Social Education
mercredi 13 mai 2009 - 02:24
Il y a quarante ans que les soeurs l'ont quitté, quarante ans que l'Éducation surveillée lui a succédé jusqu'en 1994, mais pour tout le monde, derrière l'étrange porte à claire-voie au 33, de l'avenue Jean Jaurès c'était (c'est) toujours le Bon Pasteur.

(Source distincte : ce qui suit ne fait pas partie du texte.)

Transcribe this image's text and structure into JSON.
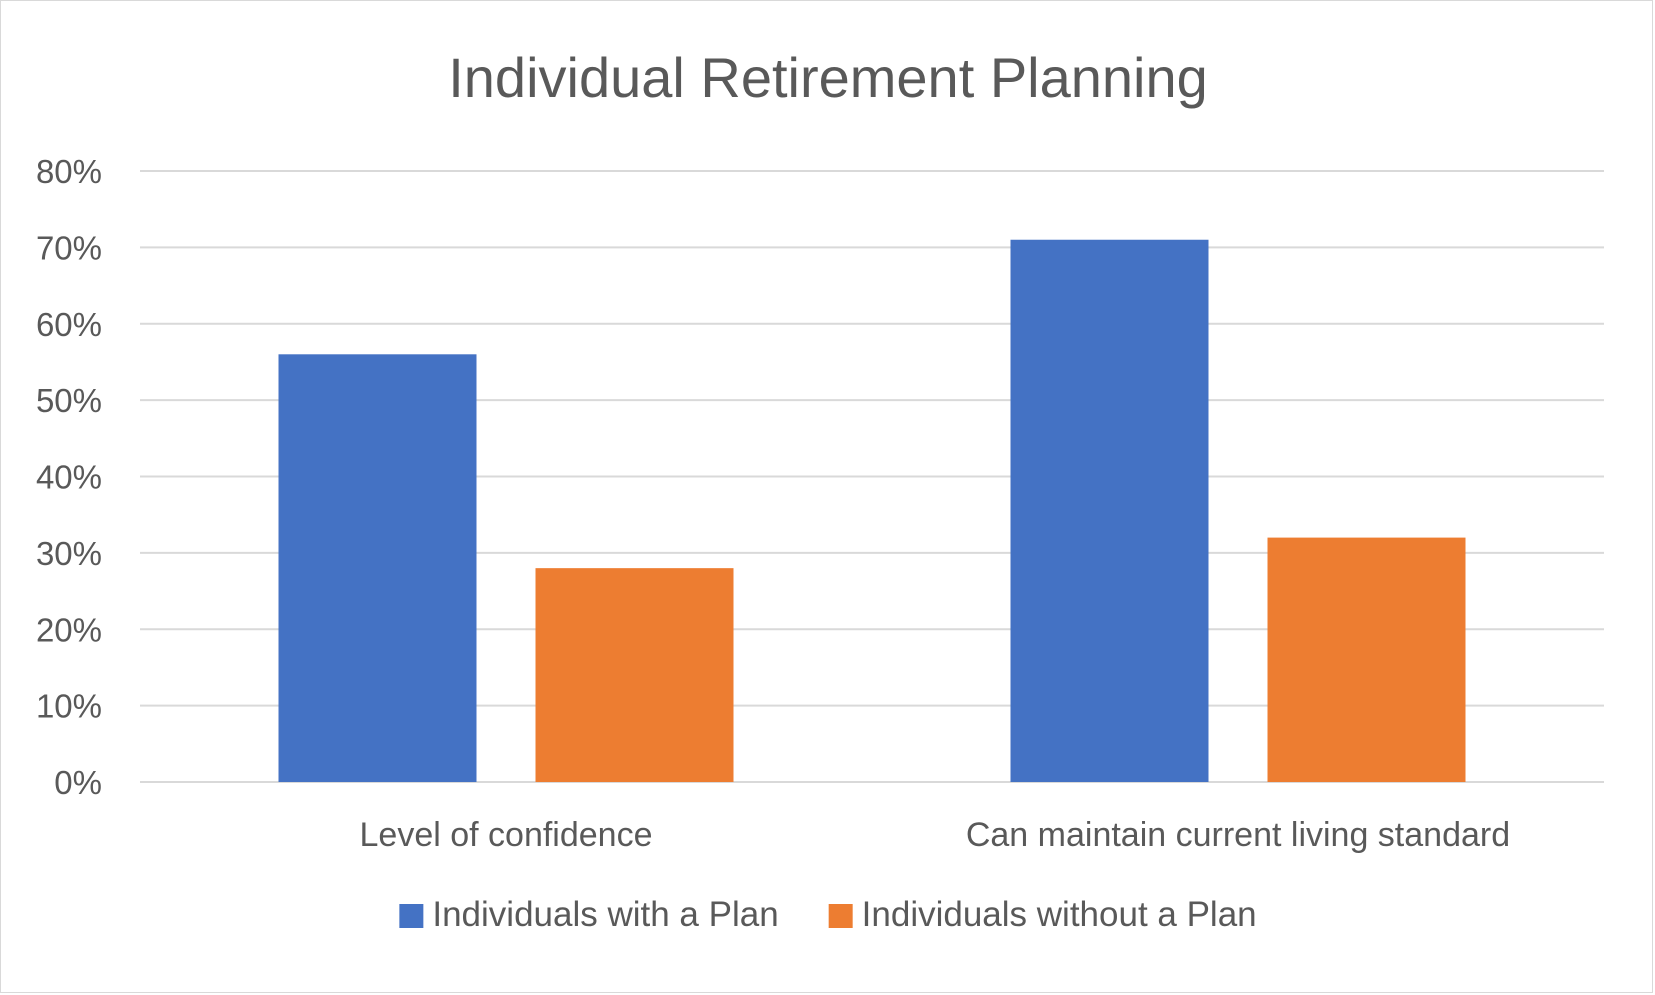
{
  "chart_data": {
    "type": "bar",
    "title": "Individual Retirement Planning",
    "xlabel": "",
    "ylabel": "",
    "categories": [
      "Level of confidence",
      "Can maintain current living standard"
    ],
    "series": [
      {
        "name": "Individuals with a Plan",
        "values": [
          56,
          71
        ],
        "color": "#4472C4"
      },
      {
        "name": "Individuals without a Plan",
        "values": [
          28,
          32
        ],
        "color": "#ED7D31"
      }
    ],
    "ylim": [
      0,
      80
    ],
    "yticks": [
      0,
      10,
      20,
      30,
      40,
      50,
      60,
      70,
      80
    ],
    "ytick_labels": [
      "0%",
      "10%",
      "20%",
      "30%",
      "40%",
      "50%",
      "60%",
      "70%",
      "80%"
    ],
    "grid": true,
    "gridline_color": "#d9d9d9",
    "legend_position": "bottom"
  }
}
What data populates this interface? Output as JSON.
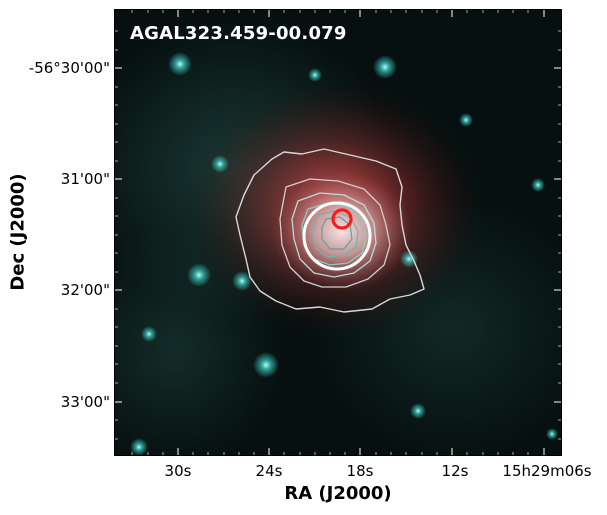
{
  "image": {
    "source_label": "AGAL323.459-00.079",
    "colors": {
      "background": "#050a09",
      "cyan_emission": "#38c8c0",
      "red_emission": "#c83a3a",
      "contours": "#dcdcdc",
      "inner_contours": "#9fd8d0",
      "beam_circle": "#ffffff",
      "source_marker": "#ff1a1a"
    }
  },
  "axes": {
    "xlabel": "RA (J2000)",
    "ylabel": "Dec (J2000)",
    "xticks": [
      "30s",
      "24s",
      "18s",
      "12s",
      "15h29m06s"
    ],
    "yticks": [
      "-56°30'00\"",
      "31'00\"",
      "32'00\"",
      "33'00\""
    ]
  }
}
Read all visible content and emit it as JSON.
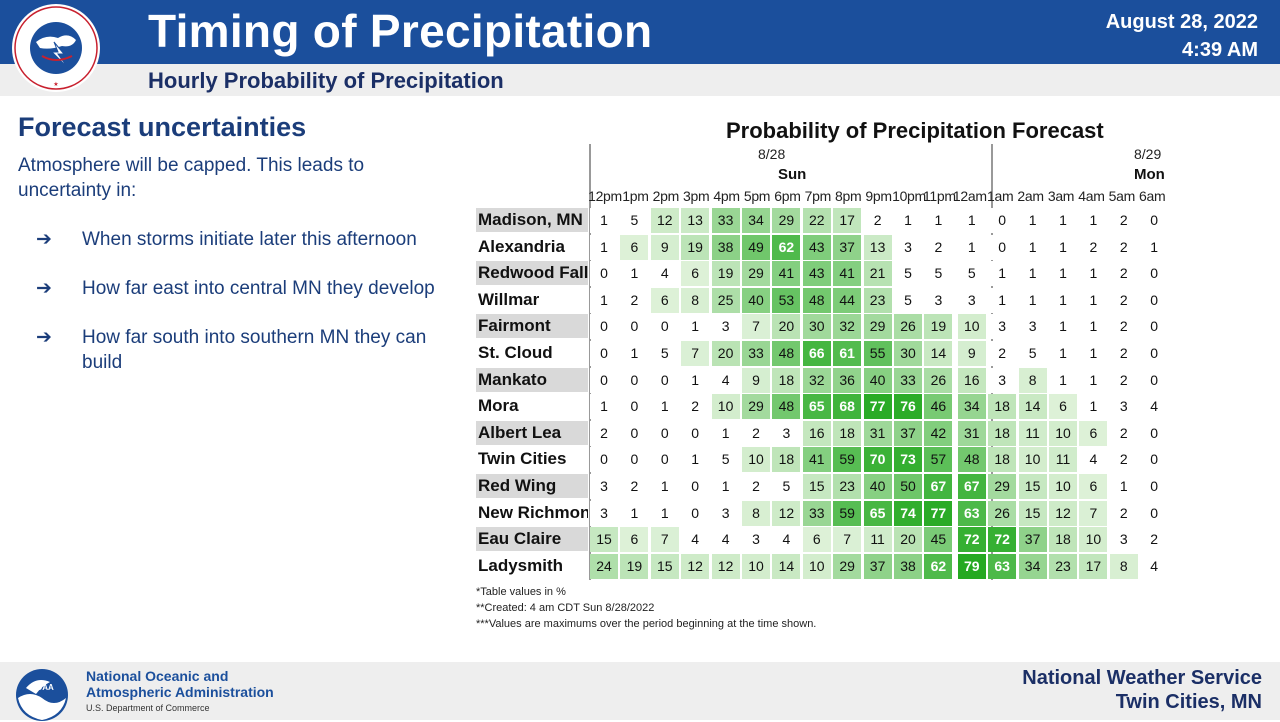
{
  "header": {
    "title": "Timing of Precipitation",
    "subtitle": "Hourly Probability of Precipitation",
    "date": "August 28, 2022",
    "time": "4:39 AM",
    "logo_text": "NATIONAL WEATHER SERVICE"
  },
  "left": {
    "heading": "Forecast uncertainties",
    "intro": "Atmosphere will be capped. This leads to uncertainty in:",
    "arrow": "➔",
    "bullets": [
      "When storms initiate later this afternoon",
      "How far east into central MN they develop",
      "How far south into southern MN they can build"
    ]
  },
  "chart_data": {
    "type": "table",
    "title": "Probability of Precipitation Forecast",
    "days": [
      {
        "date": "8/28",
        "name": "Sun"
      },
      {
        "date": "8/29",
        "name": "Mon"
      }
    ],
    "hours": [
      "12pm",
      "1pm",
      "2pm",
      "3pm",
      "4pm",
      "5pm",
      "6pm",
      "7pm",
      "8pm",
      "9pm",
      "10pm",
      "11pm",
      "12am",
      "1am",
      "2am",
      "3am",
      "4am",
      "5am",
      "6am"
    ],
    "rows": [
      {
        "name": "Madison, MN",
        "values": [
          1,
          5,
          12,
          13,
          33,
          34,
          29,
          22,
          17,
          2,
          1,
          1,
          1,
          0,
          1,
          1,
          1,
          2,
          0
        ]
      },
      {
        "name": "Alexandria",
        "values": [
          1,
          6,
          9,
          19,
          38,
          49,
          62,
          43,
          37,
          13,
          3,
          2,
          1,
          0,
          1,
          1,
          2,
          2,
          1
        ]
      },
      {
        "name": "Redwood Falls",
        "values": [
          0,
          1,
          4,
          6,
          19,
          29,
          41,
          43,
          41,
          21,
          5,
          5,
          5,
          1,
          1,
          1,
          1,
          2,
          0
        ]
      },
      {
        "name": "Willmar",
        "values": [
          1,
          2,
          6,
          8,
          25,
          40,
          53,
          48,
          44,
          23,
          5,
          3,
          3,
          1,
          1,
          1,
          1,
          2,
          0
        ]
      },
      {
        "name": "Fairmont",
        "values": [
          0,
          0,
          0,
          1,
          3,
          7,
          20,
          30,
          32,
          29,
          26,
          19,
          10,
          3,
          3,
          1,
          1,
          2,
          0
        ]
      },
      {
        "name": "St. Cloud",
        "values": [
          0,
          1,
          5,
          7,
          20,
          33,
          48,
          66,
          61,
          55,
          30,
          14,
          9,
          2,
          5,
          1,
          1,
          2,
          0
        ]
      },
      {
        "name": "Mankato",
        "values": [
          0,
          0,
          0,
          1,
          4,
          9,
          18,
          32,
          36,
          40,
          33,
          26,
          16,
          3,
          8,
          1,
          1,
          2,
          0
        ]
      },
      {
        "name": "Mora",
        "values": [
          1,
          0,
          1,
          2,
          10,
          29,
          48,
          65,
          68,
          77,
          76,
          46,
          34,
          18,
          14,
          6,
          1,
          3,
          4
        ]
      },
      {
        "name": "Albert Lea",
        "values": [
          2,
          0,
          0,
          0,
          1,
          2,
          3,
          16,
          18,
          31,
          37,
          42,
          31,
          18,
          11,
          10,
          6,
          2,
          0
        ]
      },
      {
        "name": "Twin Cities",
        "values": [
          0,
          0,
          0,
          1,
          5,
          10,
          18,
          41,
          59,
          70,
          73,
          57,
          48,
          18,
          10,
          11,
          4,
          2,
          0
        ]
      },
      {
        "name": "Red Wing",
        "values": [
          3,
          2,
          1,
          0,
          1,
          2,
          5,
          15,
          23,
          40,
          50,
          67,
          67,
          29,
          15,
          10,
          6,
          1,
          0
        ]
      },
      {
        "name": "New Richmond",
        "values": [
          3,
          1,
          1,
          0,
          3,
          8,
          12,
          33,
          59,
          65,
          74,
          77,
          63,
          26,
          15,
          12,
          7,
          2,
          0
        ]
      },
      {
        "name": "Eau Claire",
        "values": [
          15,
          6,
          7,
          4,
          4,
          3,
          4,
          6,
          7,
          11,
          20,
          45,
          72,
          72,
          37,
          18,
          10,
          3,
          2
        ]
      },
      {
        "name": "Ladysmith",
        "values": [
          24,
          19,
          15,
          12,
          12,
          10,
          14,
          10,
          29,
          37,
          38,
          62,
          79,
          63,
          34,
          23,
          17,
          8,
          4
        ]
      }
    ],
    "units": "%",
    "notes": [
      "*Table values in %",
      "**Created: 4 am CDT Sun 8/28/2022",
      "***Values are maximums over the period beginning at the time shown."
    ],
    "colors": {
      "low": "#ffffff",
      "high": "#22a81e"
    }
  },
  "footer": {
    "noaa_line1": "National Oceanic and",
    "noaa_line2": "Atmospheric Administration",
    "noaa_sub": "U.S. Department of Commerce",
    "noaa_logo_text": "NOAA",
    "nws_line1": "National Weather Service",
    "nws_line2": "Twin Cities, MN"
  }
}
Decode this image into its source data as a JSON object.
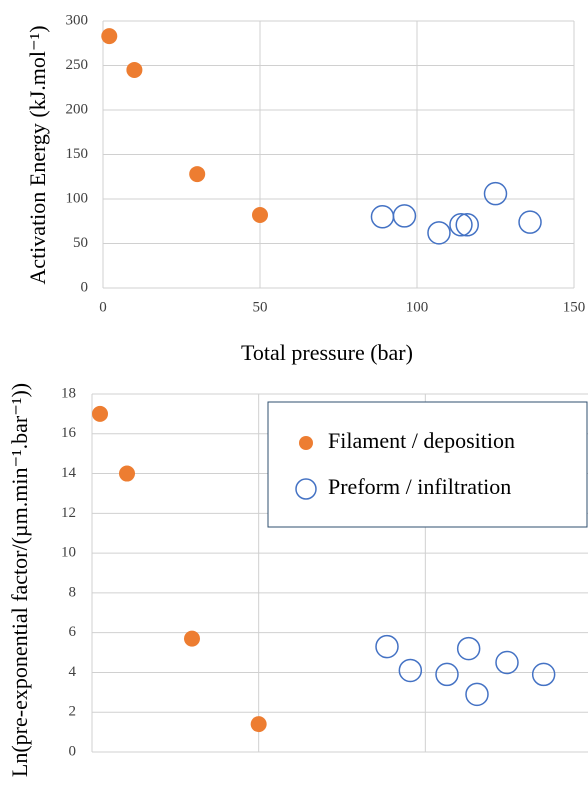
{
  "chart_data": [
    {
      "type": "scatter",
      "ylabel": "Activation Energy (kJ.mol⁻¹)",
      "xlabel": "Total pressure (bar)",
      "xlim": [
        0,
        150
      ],
      "xticks": [
        0,
        50,
        100,
        150
      ],
      "ylim": [
        0,
        300
      ],
      "yticks": [
        0,
        50,
        100,
        150,
        200,
        250,
        300
      ],
      "grid": true,
      "series": [
        {
          "color": "#ed7d31",
          "filled": true,
          "x": [
            2,
            10,
            30,
            50
          ],
          "values": [
            283,
            245,
            128,
            82
          ]
        },
        {
          "color": "#4472c4",
          "filled": false,
          "x": [
            89,
            96,
            107,
            114,
            116,
            125,
            136
          ],
          "values": [
            80,
            81,
            62,
            71,
            71,
            106,
            74
          ]
        }
      ]
    },
    {
      "type": "scatter",
      "ylabel": "Ln(pre-exponential factor/(µm.min⁻¹.bar⁻¹))",
      "xlim": [
        0,
        150
      ],
      "xticks": [
        0,
        50,
        100,
        150
      ],
      "ylim": [
        0,
        18
      ],
      "yticks": [
        0,
        2,
        4,
        6,
        8,
        10,
        12,
        14,
        16,
        18
      ],
      "grid": true,
      "legend": "upper right",
      "series": [
        {
          "name": "Filament / deposition",
          "color": "#ed7d31",
          "filled": true,
          "x": [
            2.4,
            10.5,
            30,
            50
          ],
          "values": [
            17,
            14,
            5.7,
            1.4
          ]
        },
        {
          "name": "Preform / infiltration",
          "color": "#4472c4",
          "filled": false,
          "x": [
            88.5,
            95.5,
            106.5,
            113,
            115.5,
            124.5,
            135.5
          ],
          "values": [
            5.3,
            4.1,
            3.9,
            5.2,
            2.9,
            4.5,
            3.9
          ]
        }
      ]
    }
  ]
}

Toute une histoire née à Bourges en 1839. Le grand portail s'ouvre actuellement sur le chantier du foyer d'action éducative au moment où paraît un ouvrage cosigné par une historienne, Françoise Tétard et une ancienne éducatrice de la première équipe laïque de l'éducation surveillée arrivée à Bourges en 1968, Claire Dumas. L'histoire sulfureuse de ces établissements où l'on enfermait des filles que l'on considérait « perdues » pour les éduquer et qui ressemblaient, du moins pendant leur période religieuse jusqu'en 1968, à des maisons de corrections, a pour fil conducteur l'histoire du Bon Pasteur de Bourges.
Claire Dumas qui a professé pendant trente-deux ans à Bourges et organisé la rencontre entre la directrice religieuse, Mère Marie de Saint Jean de La Croix et la directrice laïque, Renée Prévaud, a eu l'idée de commencer cette histoire lorsque l'éducation surveillée est devenue protection judiciaire de la jeunesse. Elle a contacté des anciennes comme Sylviane Auger arrivée au Bon Pasteur en juin 1966, puis d'autres témoins. En octobre 1993, une journée d'étude a été organisée sur le sujet à Bourges à son initiative. À cette occasion, elle rencontre l'historienne Françoise Tétard. L'une et l'autre vont se compléter, la première recrutant les témoins, la seconde s'attachant par une prospection des archives à faire parler les murs.
Des filles de l'assistance publique
Celle-ci se souvient où elle a pénétré « pour la première fois dans l'enceinte du Bon-Pasteur de Bourges », accueillie par Claire Dumas et un collègue « l'homme aux clés [...] Chemin faisant, mes interlocuteurs évoquèrent pêle-mêle les Madeleines, les filles, les soeurs, les éducatrices » écrit-elle en guise de préface. C'est tout le sujet de cet ouvrage où l'on découvre sous la rubrique Tranches de vies, des témoignages comme celui de Sylviane Auger qui est arrivée en juin 1966 et a connu « des filles à l'isolement », Monique Cassonnet « embauchée au Bon-Pasteur de Bourges en 1965 », Paulette Desroches, infirmière au Bon-Pasteur de Bourges dont le mari avait eu une soeur, religieuse à cet établissement « au service des Madeleines, filles repenties, sans dot. »
"Sauver des âmes"
La plupart ont connu le Bon-Pasteur après le départ des soeurs, en 1968. Sauf ce témoignage de « Mme R. qui a séjourné au Bon-Pasteur de Bourges de 1929 à 1950 », restranscrit par Claire Dumas. Mme R. se souvient des filles, bon nombre venant de l'assistance publique « amenées par la police. Certaines avaient fait le trottoir. D'autres, venues du Nord souvent, avaient un père, un oncle ou un frère qui avait abusé d'elles. » Elle se souvient « qu'avant 1940, on s'occupait peu de la santé dans la maison. Beaucoup de jeunes filles et femmes, pensionnaires, soeurs ou Madeleines, mouraient de la tuberculose. Le froid était partout, malgré le petit poêle dans les ateliers, et dans les dortoirs, en tout cas, il n'y eut jamais de chauffage. L'esprit religieux qui imprégnait tout, faisait que mourir jeune n'avait pas d'importance, car c'était une âme sauvée. » L'ouvrage s'attache au « moment du passage », à la fin des années 1960 à rappeler que l'éducation surveillée et la protection judiciaire de la jeunesse n'ont pas été que des parenthèses... Tant mieux.